Statistical analysis Statistical analysis was performed with the R Statistical Package (version 3.1.0, 2014; R Foundation for Statistical Computing, Vienna, Austria). The Wilcoxon rank-sum test was used for comparisons of ADC values between two tilt angles of all combinations for each cortical region. Statistical significance was defined as a P value of less than 0.05.
Results Fig. 3a—e shows the ADC maps at the slice level corresponding to the magnetic field distributions shown in Fig. 1k—o, respectively. The inhomogeneity-induced distortions in ADC maps were different from each other in the region close to the frontal sinus. Fig. 3f—j shows 17 cortical regions on the right cerebral hemisphere in each distorted image. The
pixels in each image were shifted using B values shown in Fig. 1k—o. Table 1 shows the averages and standard deviations of the ADC values of 17 cortical regions, among which the visual cortex (#12) had the highest ADC of 1.686 × 10−3 mm2 /s, and the inferior frontal gyrus (#4) had the lowest ADC of 0.972 × 10−3 mm2 /s.

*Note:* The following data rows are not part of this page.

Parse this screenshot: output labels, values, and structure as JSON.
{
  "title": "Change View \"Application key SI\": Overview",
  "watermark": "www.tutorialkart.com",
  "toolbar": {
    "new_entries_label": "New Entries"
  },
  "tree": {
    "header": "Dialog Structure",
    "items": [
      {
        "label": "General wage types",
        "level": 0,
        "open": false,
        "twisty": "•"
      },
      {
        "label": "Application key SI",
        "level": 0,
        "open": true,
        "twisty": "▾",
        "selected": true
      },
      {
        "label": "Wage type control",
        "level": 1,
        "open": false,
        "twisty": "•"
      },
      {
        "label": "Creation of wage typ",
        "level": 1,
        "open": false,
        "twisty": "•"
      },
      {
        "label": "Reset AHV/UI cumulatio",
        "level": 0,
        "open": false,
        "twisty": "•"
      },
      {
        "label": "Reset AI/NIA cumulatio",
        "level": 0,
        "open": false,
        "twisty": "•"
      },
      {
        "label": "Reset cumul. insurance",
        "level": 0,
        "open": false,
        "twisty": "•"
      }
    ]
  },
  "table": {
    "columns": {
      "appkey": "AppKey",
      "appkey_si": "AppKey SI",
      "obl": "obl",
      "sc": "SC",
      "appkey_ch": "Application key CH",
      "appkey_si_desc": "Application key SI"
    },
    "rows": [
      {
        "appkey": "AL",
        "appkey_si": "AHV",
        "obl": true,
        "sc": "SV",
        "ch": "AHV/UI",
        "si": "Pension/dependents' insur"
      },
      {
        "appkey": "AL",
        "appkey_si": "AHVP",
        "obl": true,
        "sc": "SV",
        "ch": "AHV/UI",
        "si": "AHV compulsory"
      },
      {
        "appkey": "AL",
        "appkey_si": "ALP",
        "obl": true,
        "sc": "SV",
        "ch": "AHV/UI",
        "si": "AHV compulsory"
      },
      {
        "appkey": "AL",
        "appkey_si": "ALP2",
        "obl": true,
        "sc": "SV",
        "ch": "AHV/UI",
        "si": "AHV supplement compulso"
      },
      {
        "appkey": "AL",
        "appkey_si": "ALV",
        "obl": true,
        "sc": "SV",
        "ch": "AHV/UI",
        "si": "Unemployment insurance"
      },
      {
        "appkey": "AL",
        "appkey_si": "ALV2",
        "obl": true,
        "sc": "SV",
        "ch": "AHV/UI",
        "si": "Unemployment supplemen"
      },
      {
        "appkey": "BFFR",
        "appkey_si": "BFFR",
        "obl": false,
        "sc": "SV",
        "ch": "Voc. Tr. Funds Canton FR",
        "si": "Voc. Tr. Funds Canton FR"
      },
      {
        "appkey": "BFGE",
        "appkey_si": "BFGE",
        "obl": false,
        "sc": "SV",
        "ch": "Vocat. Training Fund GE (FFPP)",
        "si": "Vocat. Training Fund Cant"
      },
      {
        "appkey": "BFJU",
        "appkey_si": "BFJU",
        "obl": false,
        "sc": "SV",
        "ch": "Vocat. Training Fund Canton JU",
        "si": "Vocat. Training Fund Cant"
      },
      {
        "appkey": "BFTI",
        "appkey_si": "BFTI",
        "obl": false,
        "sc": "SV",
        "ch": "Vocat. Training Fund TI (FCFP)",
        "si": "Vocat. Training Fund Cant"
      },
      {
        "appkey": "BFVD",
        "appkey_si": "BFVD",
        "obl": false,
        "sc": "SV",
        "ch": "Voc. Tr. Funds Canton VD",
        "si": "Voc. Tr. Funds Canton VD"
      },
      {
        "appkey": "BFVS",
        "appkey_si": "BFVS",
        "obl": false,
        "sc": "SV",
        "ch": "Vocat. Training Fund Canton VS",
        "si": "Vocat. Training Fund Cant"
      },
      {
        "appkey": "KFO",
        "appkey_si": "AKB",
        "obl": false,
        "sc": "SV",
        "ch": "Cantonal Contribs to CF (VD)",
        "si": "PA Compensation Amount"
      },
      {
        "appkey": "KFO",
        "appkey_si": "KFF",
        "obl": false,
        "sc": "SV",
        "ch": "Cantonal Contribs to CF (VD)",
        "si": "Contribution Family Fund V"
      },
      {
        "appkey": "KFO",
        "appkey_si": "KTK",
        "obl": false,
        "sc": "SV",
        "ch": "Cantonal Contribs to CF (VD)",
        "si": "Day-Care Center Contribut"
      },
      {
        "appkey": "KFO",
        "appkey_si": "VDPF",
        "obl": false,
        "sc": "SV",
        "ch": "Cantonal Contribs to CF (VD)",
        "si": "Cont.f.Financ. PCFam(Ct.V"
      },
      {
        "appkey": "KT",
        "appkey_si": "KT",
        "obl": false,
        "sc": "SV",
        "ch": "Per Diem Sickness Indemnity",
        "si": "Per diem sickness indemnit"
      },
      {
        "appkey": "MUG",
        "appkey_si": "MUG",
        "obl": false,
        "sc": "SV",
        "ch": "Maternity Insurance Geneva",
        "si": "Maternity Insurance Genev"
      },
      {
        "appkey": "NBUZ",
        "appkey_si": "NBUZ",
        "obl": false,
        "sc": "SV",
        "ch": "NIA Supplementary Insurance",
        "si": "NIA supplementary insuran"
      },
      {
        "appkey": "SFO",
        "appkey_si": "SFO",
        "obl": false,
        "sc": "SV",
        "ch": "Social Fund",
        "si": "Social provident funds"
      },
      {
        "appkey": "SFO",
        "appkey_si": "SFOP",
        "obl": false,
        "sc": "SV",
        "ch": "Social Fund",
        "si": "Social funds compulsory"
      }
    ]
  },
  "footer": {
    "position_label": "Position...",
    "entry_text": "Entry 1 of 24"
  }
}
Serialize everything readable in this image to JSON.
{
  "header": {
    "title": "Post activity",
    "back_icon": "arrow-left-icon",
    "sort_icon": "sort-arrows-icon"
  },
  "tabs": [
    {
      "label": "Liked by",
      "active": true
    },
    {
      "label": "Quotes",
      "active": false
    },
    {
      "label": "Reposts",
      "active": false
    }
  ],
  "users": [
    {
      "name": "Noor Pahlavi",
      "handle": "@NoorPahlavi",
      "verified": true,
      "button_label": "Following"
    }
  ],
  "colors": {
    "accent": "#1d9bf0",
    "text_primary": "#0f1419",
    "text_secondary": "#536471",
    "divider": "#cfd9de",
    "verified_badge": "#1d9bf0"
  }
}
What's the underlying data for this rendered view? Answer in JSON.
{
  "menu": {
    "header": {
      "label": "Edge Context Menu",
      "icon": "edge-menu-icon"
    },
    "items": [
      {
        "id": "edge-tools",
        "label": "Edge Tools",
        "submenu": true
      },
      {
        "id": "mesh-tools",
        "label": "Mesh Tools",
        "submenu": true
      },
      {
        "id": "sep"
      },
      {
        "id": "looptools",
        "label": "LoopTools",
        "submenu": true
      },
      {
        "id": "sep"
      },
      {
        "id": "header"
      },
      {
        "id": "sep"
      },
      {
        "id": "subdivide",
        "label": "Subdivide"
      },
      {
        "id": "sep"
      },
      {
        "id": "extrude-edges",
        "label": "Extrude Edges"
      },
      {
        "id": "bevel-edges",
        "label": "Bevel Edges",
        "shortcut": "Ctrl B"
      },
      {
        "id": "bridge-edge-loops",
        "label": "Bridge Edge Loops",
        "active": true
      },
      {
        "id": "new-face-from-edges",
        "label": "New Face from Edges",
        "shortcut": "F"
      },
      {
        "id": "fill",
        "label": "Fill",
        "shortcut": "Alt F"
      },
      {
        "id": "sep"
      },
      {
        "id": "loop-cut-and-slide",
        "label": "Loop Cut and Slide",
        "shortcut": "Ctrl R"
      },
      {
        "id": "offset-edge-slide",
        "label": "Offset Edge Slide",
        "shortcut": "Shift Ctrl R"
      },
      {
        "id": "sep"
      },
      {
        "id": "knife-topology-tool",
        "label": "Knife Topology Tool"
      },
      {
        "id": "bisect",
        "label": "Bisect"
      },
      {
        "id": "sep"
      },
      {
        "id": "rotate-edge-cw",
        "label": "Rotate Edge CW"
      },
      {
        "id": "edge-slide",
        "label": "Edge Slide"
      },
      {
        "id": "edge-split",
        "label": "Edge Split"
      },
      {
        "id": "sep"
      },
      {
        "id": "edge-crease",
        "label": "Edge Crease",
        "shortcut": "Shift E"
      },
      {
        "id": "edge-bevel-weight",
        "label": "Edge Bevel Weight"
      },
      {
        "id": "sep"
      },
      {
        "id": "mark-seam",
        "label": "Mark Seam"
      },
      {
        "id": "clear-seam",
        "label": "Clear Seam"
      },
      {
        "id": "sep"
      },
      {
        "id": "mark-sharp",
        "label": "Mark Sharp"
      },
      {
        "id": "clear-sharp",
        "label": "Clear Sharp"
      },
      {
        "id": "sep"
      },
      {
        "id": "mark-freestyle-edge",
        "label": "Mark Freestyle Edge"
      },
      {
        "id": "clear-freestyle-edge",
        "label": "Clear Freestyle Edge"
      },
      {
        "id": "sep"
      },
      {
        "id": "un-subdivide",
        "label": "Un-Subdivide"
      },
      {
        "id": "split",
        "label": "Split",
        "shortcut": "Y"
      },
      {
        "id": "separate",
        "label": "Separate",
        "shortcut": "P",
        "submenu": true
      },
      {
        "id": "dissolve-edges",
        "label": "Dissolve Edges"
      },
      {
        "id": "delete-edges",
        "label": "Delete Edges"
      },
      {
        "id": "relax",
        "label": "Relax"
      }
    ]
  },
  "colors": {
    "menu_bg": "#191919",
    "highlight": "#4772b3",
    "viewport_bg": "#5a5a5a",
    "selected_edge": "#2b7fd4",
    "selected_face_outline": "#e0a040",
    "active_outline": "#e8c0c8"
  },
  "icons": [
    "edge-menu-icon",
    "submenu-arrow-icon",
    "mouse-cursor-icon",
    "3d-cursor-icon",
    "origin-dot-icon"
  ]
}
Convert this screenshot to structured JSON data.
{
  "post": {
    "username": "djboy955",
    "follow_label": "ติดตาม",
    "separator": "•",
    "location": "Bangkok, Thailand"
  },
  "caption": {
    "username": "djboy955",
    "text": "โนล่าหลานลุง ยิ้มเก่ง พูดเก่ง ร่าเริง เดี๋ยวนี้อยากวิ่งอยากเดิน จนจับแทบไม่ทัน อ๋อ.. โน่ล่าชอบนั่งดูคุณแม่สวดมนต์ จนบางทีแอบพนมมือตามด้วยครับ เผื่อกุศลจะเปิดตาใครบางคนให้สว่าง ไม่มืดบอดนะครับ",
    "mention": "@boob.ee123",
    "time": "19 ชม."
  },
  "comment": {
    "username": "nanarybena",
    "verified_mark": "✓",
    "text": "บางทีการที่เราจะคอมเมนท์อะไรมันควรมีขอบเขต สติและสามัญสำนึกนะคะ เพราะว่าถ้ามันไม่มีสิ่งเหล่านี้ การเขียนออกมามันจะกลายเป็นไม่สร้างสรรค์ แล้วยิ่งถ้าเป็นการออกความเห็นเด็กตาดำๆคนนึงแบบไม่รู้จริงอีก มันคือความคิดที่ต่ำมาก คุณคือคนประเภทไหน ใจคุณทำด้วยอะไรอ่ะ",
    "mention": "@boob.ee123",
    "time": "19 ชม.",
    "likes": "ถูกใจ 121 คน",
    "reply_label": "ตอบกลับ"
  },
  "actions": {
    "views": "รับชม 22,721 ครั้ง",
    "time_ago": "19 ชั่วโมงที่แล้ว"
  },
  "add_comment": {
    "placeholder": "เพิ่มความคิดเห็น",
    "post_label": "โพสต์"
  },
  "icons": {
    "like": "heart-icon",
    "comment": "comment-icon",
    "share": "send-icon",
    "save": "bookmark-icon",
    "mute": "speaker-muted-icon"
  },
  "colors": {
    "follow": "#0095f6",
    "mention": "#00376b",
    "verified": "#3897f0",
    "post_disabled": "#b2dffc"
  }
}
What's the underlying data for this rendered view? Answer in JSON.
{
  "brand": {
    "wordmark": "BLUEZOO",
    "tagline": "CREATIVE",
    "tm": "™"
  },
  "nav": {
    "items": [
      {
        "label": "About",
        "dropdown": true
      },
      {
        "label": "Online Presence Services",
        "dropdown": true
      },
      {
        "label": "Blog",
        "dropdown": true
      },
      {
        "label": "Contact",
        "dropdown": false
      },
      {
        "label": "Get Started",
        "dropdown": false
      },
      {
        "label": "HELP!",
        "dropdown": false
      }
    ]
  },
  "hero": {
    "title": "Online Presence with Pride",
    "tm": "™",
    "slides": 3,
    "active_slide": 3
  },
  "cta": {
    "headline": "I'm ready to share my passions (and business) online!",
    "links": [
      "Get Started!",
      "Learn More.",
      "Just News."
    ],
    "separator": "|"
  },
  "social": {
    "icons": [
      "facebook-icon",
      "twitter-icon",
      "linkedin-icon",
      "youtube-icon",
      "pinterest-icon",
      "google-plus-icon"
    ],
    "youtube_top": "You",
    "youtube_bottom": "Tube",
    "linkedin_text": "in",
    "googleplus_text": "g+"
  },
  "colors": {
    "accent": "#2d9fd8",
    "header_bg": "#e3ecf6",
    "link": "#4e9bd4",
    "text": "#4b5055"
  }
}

The average ADC over the 17 cortical regions was 1.129 × 10−3 mm2 /s. When the average ADC value for the superior frontal gyrus (#2) at 0 degrees was compared with those at 20, 30, and 40 degrees, the P values were 0.028, 0.032, and 0.031, respectively. The differences of the average ADC values between the tilt angles were statistically significant (P < 0.05). For the other regions, however, there was no significant difference (P > 0.05) between the tilt angles. The relative differences of average ADC values between the tilt angles ranged from 0.7% to 12.2%, and the average of the relative differences was 3.5%.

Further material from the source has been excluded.